Who would have thought zippers would end up being so interesting? Well it all started when I was digging through a lot of sewing notions I picked up at an estate sale last year. I needed some zippers for a new project I was working on and remembered I had all these sewing supplies.
I pulled out all the zippers and was just about to tear into an unopened package when I realized this zipper was pretty darned old. Suddenly the zipper was more than just a commodity, it was an antique! I just couldn't do it. Even something as common as a zipper suddenly seemed a lot more interesting because it was old. I don't understand it, but that's how it was. I couldn't bring myself to open the package.
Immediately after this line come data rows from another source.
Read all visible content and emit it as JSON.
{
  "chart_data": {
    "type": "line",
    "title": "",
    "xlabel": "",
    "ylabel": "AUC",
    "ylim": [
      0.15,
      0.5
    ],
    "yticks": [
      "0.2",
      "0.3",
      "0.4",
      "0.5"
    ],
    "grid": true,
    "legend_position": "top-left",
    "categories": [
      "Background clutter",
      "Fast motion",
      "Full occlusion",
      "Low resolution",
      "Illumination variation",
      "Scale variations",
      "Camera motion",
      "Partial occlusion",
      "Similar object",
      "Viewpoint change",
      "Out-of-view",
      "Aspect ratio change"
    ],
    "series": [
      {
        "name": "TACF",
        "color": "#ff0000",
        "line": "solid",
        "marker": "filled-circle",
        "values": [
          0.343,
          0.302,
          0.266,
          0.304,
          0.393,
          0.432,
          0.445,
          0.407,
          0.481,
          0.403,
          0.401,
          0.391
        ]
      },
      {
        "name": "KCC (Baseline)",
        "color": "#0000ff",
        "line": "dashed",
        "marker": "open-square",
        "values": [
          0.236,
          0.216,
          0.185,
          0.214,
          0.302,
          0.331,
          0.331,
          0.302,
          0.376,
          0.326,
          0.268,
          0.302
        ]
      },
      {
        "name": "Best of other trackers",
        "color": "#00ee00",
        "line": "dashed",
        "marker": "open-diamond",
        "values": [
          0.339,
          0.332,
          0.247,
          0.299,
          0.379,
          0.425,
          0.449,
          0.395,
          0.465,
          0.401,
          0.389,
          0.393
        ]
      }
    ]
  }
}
Instead I headed to my computer to do a little research and found out some interesting things about my little Talon zipper.
By the way, the first one pictured is dated 1947. I found several other packages of Talon zippers all in packages that obviously changed with the times. The next date is 1953, and the next one 1955. After that, the packages were not dated, but changed drastically with the more contemporary modern look of the 70's.
The Talon company was the original inventor of the zipper. It was first called a "hookless fastener" and became the "zipper" when the B.F. Goodrich company used them in 1923 on a new rainboot called The Zipper because it could be fastened with one hand in a "zip"!
It didn't take long for the zipper to catch on and by 1934 Fortune magazine reported "Today there is scarcely a well-dressed child who does not have at least one zipper in his wardrobe."
A Talon zipper pull was found during the summer of 2007 on the South Pacific island of Nikumaroro, 2,600 miles due east of Papua, New Guinea, and about 300 miles south of the equator. The zipper pull was marked TALON down the length of it, which is the way these pulls were stamped in 1937, the year Amelia Earhart disappeared.
Zippers are also used to help identify the age of vintage clothing since the size, shape and stamping on the pull changes over time. The Steel Zipper has some great pics of different brands and eras
and Jeans.com has terrific ad copy like the one pictured left.